New Delhi, India

By Mansi Thapliyal

At 10 p.m. on July 14, India will send its final telegram before the service shuts the following day, signaling the end of a service that has been going for over 160 years. It is the latest means of communication to be killed off by the mobile Internet age.

From families waiting to hear from their children who migrated to India’s cities for work, to soldiers in remote areas for whom the telegram was the only way to stay in touch with relatives, the telegraph service has been used to connect millions of people across this vast country since the mid-19th Century.

Charged per word, some messages went on and on, while others chose to write single words like “love” – a simple message to express how they felt.

Today at the Central Telegraph Office in the heart of New Delhi, most of the counters are unmanned. Thirty years ago, the office was packed full with 500 members of staff, working non-stop to send around 20,000 messages a day as customers waited in long lines. Now, that number is only 20.

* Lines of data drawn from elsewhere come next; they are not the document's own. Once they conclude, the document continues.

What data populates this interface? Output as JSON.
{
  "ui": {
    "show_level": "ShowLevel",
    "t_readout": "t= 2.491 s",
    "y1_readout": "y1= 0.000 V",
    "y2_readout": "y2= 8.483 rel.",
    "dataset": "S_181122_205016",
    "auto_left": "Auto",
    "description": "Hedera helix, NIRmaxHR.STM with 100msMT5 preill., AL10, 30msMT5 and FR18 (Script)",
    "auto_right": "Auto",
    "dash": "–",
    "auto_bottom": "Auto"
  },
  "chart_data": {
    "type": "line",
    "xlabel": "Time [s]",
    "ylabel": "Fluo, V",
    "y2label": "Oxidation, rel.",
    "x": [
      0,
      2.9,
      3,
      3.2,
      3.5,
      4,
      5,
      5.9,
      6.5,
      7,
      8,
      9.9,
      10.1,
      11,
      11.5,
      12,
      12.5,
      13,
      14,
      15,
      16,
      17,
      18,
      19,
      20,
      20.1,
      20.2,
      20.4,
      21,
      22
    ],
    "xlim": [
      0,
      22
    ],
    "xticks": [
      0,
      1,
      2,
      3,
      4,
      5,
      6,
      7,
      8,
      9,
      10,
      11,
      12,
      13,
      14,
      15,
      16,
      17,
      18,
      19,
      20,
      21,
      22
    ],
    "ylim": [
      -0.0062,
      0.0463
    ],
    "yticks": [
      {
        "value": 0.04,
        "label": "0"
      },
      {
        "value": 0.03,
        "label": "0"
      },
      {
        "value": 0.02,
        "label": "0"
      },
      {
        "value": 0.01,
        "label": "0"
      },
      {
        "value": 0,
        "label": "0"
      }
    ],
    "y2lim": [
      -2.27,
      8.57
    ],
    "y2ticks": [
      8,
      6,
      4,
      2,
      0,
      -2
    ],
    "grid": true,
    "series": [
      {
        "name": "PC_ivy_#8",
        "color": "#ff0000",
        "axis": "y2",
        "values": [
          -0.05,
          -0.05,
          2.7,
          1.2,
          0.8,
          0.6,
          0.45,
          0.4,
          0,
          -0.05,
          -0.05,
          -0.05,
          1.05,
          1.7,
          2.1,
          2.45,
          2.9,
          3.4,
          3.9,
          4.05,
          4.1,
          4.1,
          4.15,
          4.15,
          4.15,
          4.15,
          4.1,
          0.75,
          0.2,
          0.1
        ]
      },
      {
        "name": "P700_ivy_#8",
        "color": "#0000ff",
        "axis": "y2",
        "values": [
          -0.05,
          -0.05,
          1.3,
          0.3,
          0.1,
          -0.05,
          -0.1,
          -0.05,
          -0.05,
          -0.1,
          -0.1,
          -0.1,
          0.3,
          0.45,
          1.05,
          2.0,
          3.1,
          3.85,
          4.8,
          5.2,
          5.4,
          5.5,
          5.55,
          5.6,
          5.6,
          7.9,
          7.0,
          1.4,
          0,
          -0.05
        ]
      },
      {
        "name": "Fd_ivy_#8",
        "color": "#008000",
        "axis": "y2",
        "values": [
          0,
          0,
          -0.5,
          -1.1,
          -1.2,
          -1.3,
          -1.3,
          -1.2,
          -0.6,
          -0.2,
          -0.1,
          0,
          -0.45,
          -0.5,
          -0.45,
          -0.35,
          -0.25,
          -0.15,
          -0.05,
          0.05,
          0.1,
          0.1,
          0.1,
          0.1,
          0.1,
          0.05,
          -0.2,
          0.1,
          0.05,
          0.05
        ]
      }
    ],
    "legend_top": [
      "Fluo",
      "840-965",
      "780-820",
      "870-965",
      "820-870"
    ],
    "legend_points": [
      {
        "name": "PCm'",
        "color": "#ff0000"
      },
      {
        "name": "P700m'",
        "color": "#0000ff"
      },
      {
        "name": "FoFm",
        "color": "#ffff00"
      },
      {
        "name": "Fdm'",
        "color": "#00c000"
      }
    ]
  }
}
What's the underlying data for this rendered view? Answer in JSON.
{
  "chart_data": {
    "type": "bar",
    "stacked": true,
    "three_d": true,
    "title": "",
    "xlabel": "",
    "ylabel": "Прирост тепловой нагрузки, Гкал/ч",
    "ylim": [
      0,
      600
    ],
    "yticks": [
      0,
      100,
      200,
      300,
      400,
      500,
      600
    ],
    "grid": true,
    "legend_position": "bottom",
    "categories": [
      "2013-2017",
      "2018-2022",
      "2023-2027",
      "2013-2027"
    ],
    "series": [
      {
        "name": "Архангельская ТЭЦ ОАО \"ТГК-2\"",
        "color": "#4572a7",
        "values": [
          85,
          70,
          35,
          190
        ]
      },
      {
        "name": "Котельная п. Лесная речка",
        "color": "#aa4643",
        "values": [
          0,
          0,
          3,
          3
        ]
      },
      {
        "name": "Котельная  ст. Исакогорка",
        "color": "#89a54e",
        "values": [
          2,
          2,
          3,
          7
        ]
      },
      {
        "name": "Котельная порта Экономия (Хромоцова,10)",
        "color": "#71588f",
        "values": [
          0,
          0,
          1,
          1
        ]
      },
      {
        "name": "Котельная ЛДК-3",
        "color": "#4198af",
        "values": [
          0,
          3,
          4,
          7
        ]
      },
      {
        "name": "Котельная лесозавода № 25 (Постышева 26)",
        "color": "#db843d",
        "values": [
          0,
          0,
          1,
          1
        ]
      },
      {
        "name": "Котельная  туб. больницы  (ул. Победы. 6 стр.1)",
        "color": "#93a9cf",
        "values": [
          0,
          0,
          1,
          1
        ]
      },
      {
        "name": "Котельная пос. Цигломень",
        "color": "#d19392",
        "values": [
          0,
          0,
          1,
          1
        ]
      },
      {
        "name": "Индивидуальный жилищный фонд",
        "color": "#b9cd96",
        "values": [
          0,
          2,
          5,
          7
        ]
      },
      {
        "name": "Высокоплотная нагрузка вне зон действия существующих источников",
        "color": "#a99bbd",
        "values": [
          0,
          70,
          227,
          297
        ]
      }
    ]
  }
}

Telegraphist Veronica remembers what it was like being in the office 30 years ago: “This room would be full of people, it sounded like a factory. We had no time to talk to each other or even exchange a glimpse.” Messenger Om Dutt would deliver sacks of telegrams in the 1980s on his bicycle across New Delhi. Now, as he stepped out of the office, he had only a handful to deliver, most of them to government departments.